Zeitgenössische Literatur aus Japan zeigt die Seelentiefe eines Volkes, das Katastrophen zu überstehen weiß: Wir empfehlen Bücher von Yoko Ogawa, Haruki Murakami, Banana Yoshimoto, Hiromi Kawakami und Kenzaburo Ôe.
An einem sonnigen Sonntag geht eine Frau in eine Bäckerei, um zwei Erdbeertörtchen zu kaufen; sie begegnet Luftballonverkäufern und Kindern, kurz: „Eine ganz und gar perfekte Szenerie, makellos und vollkommen, entfaltete sich im hellen Licht. Egal, wo man hinschaute, man hätte meinen können, es gäbe keinen Verlust auf dieser Welt.“
Wer sich von der japanischen Autorin Yoko Ogawa blenden lässt, dem wird sie im soeben erschienen Erzählband „Das Ende des Bengalischen Tigers“ (Liebeskind, 222 S., 18,90 €) einen Fall aus sehr großer Höhe bescheren. Drehen sich die elf kunstvoll miteinander verwobenen Geschichten doch um: zwei brutal ermordete Männer und einen an Altersschwäche gestorbenen; eine junge Mutter, die ihrer schweren Krankheit erliegt und eine andere, die ihr Kind verlor: „Mein Sohn starb vor zwölf Jahren im Innern eines Kühlschranks. Ein defektes Gerät auf einer Müllkippe, in dem er erstickt war.“ Damals ließ sie die Erdbeertörtchen, die für seinen Geburtstag gedacht waren, auf dem Küchentisch verschimmeln. Seither kauft sie an jedem Jahrestag neue.
Yoko Ogawa zeigt uns die tiefe Seele Japans: Ihre Protagonisten sind tatsächlich nicht überrascht von dem Bedrohlichen, das in ihr Leben dringt – weil sie wissen, auf welch dünnem Eis ihr Dasein baut. Sie lassen sich ein auf irrationale, märchenhafte Ereignisse. Und sie leben ihre Gefühle in Gedanken aus: So wie die frisch verlassene Friseurin, die im „Museum für Folterinstrumente“ davon träumt, ihrem Ex-Geliebten alle Haare auszureißen. Einzeln.

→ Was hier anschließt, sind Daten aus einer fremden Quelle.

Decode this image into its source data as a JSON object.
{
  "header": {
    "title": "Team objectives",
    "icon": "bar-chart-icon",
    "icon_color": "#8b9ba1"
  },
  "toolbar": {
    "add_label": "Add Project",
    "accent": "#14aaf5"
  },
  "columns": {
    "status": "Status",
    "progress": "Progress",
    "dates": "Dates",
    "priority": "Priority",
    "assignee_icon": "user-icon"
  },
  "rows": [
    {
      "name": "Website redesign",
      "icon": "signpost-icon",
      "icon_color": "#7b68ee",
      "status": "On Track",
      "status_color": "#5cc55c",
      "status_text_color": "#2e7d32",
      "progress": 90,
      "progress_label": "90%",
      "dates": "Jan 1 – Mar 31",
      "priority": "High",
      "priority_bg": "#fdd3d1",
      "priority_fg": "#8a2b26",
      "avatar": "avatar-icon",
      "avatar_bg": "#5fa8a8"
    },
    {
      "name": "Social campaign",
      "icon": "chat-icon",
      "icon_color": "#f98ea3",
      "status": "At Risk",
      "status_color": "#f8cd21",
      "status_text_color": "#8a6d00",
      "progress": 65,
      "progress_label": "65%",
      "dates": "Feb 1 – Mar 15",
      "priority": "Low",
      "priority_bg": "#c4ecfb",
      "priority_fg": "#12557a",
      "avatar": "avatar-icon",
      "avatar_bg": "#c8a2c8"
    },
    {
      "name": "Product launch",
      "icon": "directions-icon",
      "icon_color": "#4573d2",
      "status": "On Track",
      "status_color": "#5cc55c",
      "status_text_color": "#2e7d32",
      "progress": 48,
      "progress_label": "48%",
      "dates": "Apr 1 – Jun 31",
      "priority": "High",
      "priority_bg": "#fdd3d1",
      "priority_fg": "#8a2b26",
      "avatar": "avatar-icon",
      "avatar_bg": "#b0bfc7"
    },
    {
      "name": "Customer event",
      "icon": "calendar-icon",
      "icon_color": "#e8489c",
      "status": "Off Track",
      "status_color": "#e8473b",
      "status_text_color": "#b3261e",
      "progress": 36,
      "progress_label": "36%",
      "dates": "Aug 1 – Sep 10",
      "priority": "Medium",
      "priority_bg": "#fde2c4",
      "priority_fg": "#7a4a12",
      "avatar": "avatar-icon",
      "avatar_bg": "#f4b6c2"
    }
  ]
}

Ogawa ist ein Meisterwerk gelungen: kraftvoll und sinnlich, verstörend und betörend. Sie erzählt von Menschen, die Katastrophen überleben können. Und auch diese Romane helfen, Japan zu verstehen:
Globales Liebesunglück
Haruki Murakami ist Experte für ein Liebesunglück von globaler, verbindender Gültigkeit. Nichtkennern sei besonders sein Roman „Naokos Lächeln“ empfohlen – selten ist das Gefühl der Vereinzelung in der Gemeinschaft so treffend beschrieben worden. Vom Ton her poetischer legt Banana Yoshimoto den Seelenschmerz der jüngeren Generation bloß, zum Beispiel im Pop-Roman „Kitchen“.
Geister am Meer
Das Meer, das die Menschen verschluckt: Davon erzählt Hiromi Kawakami im Roman „Am Meer ist es wärmer“. Keis Ehemann kam vermutlich bei einem Fährunglück ums Leben. Im Fischerdorf Manazuru begegnet sie Geistern, die sie führen. Ein tröstliches Buch über einen tragischen Verlust – der soeben tausendfach erlitten wurde.
Die Atomkatastrophe
Auf entsetzliche Weise prophetisch ist der schon 1990 erschienene Roman „Therapiestation“ des Literaturnobelpreisträgers Kenzaburo Ôe: Atomkatastrophen haben die Erde verwüstet, die Gesellschaft spaltet sich in Gesunde und Verseuchte. Dies wäre ein düsterer Science Fiction, gäbe es nicht diesen humanistischen Grundton und eine Liebesgeschichte, der ein Kind entspringt – ein Retter der Welt? Ach, wäre es doch wahr.